Arquiteto do fim dos debates quinzenais em conjunto com o PS, Rui Rio disse que vai manter por enquanto o seu lugar de deputado até à votação do OE2022, prometendo uma oposição “mais acutilante”. No entanto, lembrando que o regimento da Assembleia da República já prevê “debates desse género” e que não tem sido cumprido, disse que não vai “chamar o primeiro-ministro semana sim semana não e fazer perguntas lá do fundo da sala”.

O PSD, portanto, disse que não aos debates quinzenais. E o PS? Em representação dos socialistas, o secretário-geral adjunto José Luís Carneiro apresentou um “nim”. “"São competências da Assembleia da República, vamos aguardar pela sua instalação, e a Assembleia da República e os diferentes líderes parlamentares decidirão sobre o modo de funcionamento do parlamento", disse.

Sem dar resposta neste momento ao desafio de Iniciativa Liberal e Chega para que sejam retomados os debates quinzenais, o socialista, todavia, assegurou haver uma "vontade inequívoca do PS de contribuir para uma cultura de diálogo político no quadro parlamentar, sabendo ouvir, sabendo escutar todos os partidos e todas as expressões parlamentares".

Portanto, tal como António Costa já tinha prometido, Carneiro voltou a tentar acalmar os partidos quanto ao bicho papão da maioria absoluta, propondo a via do diálogo.
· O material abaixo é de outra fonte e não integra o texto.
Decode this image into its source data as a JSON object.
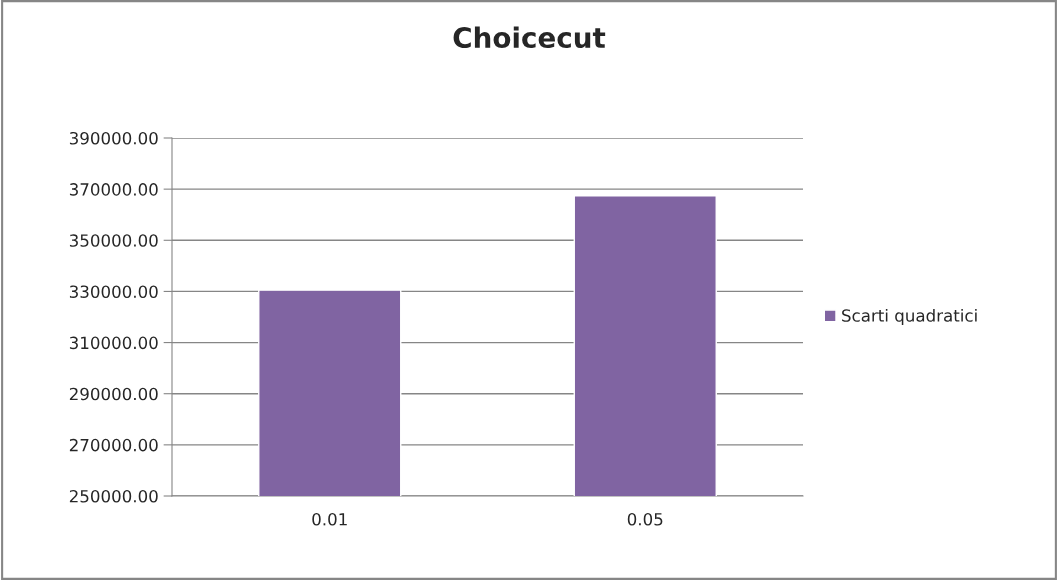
{
  "chart_data": {
    "type": "bar",
    "title": "Choicecut",
    "categories": [
      "0.01",
      "0.05"
    ],
    "series": [
      {
        "name": "Scarti quadratici",
        "color": "#8064a2",
        "values": [
          330500,
          367400
        ]
      }
    ],
    "ylim": [
      250000,
      390000
    ],
    "yticks": [
      {
        "value": 250000,
        "label": "250000.00"
      },
      {
        "value": 270000,
        "label": "270000.00"
      },
      {
        "value": 290000,
        "label": "290000.00"
      },
      {
        "value": 310000,
        "label": "310000.00"
      },
      {
        "value": 330000,
        "label": "330000.00"
      },
      {
        "value": 350000,
        "label": "350000.00"
      },
      {
        "value": 370000,
        "label": "370000.00"
      },
      {
        "value": 390000,
        "label": "390000.00"
      }
    ],
    "grid": "y",
    "legend": "right"
  }
}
Falando em diálogo, este aconteceu mesmo entre Marcelo e Costa, mas por videochamada. Sem grandes surpresas, ficámos a saber através de um nota publicada no portal da Presidência, "o Presidente da República comunicou ao Dr. António Costa, Secretário-Geral do Partido Socialista, a sua intenção de o indigitar como Primeiro-Ministro do XXIII Governo Constitucional, a qual será formalizada depois do apuramento dos votos dos círculos eleitorais da Europa e de fora da Europa."

Sem necessidade de acordos de governação nem outras ginásticas políticas, António Costa prepara-se para aquela que será possivelmente a legislatura mais longa de sempre, permitindo-lhe ser o primeiro-ministro com mais tempo no cargo. Se não houver mais interrupções, serão quatro anos e sete meses, porque a Constituição prevê que, em caso de dissolução, o período de governação tem de ser alargado de modo a acertar o calendário político.

Que tipo de liderança encontraremos? Só o tempo o dirá, assim como só o tempo nos fará saber se os líderes partidários se mantêm em posições. Para já, só Francisco Rodrigues dos Santos atirou a toalha ao chão — e Nuno Melo prepara-se para pegar nela; Catarina Martins já fez saber que cumprirá “por inteiro” o mandato como líder do Bloco de Esquerda, tal como Jerónimo de Sousa, que diz que a questão da sua sucessão "não está colocada". Resta saber o que fará Rui Rio.